I already build smaller cabinet on driver side, who will have to serve as wardrobe, leaving narrow side for shelving. Maybe small appliances will fit there for travel and countertop will be good place for using them.

JimBollman
Explorer
Explorer
I have an all electric B that I bought 2 years ago and still sorting out the occasional time that I don't have electric hookup. Haven't tried to push how long the compressor refrigerator will go on my one battery, I intend to add a second but I think that still will only get me about a day. When I know I am going to be off grid I carry a small 1000W inverter generator to recharge as needed.

I solved the cooking problem with a small Butane stove, doesn't take up much room and I carry a few extra cylinders.
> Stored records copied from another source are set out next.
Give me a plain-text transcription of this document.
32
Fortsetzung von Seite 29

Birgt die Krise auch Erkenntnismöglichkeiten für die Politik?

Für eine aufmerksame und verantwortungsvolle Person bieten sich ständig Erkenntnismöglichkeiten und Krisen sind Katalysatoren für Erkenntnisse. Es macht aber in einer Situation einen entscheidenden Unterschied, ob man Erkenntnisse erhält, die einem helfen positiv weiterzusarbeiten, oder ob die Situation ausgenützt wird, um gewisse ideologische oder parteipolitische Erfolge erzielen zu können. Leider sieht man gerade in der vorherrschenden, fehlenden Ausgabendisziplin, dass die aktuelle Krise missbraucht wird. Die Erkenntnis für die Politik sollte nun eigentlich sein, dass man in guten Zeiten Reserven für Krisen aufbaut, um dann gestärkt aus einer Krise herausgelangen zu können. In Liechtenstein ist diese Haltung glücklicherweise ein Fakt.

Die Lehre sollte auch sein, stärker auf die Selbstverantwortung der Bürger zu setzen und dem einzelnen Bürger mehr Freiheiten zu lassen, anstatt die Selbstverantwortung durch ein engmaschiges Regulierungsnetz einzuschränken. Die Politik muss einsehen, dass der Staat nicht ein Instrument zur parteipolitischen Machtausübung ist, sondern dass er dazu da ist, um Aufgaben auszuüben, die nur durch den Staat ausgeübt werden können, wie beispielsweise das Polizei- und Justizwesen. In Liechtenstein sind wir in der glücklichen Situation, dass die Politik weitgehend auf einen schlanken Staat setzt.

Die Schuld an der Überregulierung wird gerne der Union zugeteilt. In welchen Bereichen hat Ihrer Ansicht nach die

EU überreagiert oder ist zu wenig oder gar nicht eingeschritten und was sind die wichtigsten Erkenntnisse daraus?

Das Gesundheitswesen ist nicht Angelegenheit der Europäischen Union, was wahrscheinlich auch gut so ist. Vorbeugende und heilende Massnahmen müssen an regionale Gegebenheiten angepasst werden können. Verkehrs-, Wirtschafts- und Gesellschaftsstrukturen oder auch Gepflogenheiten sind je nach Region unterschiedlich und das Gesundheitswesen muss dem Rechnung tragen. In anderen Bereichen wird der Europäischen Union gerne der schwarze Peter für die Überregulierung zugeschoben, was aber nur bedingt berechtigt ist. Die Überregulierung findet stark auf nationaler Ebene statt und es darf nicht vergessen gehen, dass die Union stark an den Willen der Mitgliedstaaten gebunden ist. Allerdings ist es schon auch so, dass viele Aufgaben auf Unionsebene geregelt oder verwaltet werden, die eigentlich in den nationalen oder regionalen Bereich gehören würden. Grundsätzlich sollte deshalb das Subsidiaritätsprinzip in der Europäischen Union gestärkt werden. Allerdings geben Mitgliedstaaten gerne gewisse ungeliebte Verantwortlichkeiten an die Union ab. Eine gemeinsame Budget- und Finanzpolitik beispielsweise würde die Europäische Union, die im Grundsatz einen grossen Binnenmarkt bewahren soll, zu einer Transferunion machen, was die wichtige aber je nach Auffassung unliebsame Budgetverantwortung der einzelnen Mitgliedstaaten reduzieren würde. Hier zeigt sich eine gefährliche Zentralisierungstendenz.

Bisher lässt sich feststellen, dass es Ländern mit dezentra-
The one I bought below, can also be used with propane and I cary the adapter but no cylinders, I can buy them anywhere if I run low on Butane.
https://www.amazon.com/gp/product/B01LW87Z9O/ref=ppx_yo_dt_b_search_asin_title?ie=UTF8&psc=1

Kayteg1
Explorer
Explorer

Click For Full-Size Image.

So this is my set before doing electrical.
Another question. I want to put 6 belts in the dinette, who is going to be elevated.
Sprinter has 2 factory anchors I can use for belts with M12 (about 1/2") threaded holes on the side, what is good. Than the bus had wheelchair lift installed and the converter add 2 more anchors on the sides, but in 7/16" diameter. Than I have grab bars in the rear with M8 factory anchors.
When I don't intend to make the van having full rollover ratings, the 7/16" added anchors seem to be on weak size?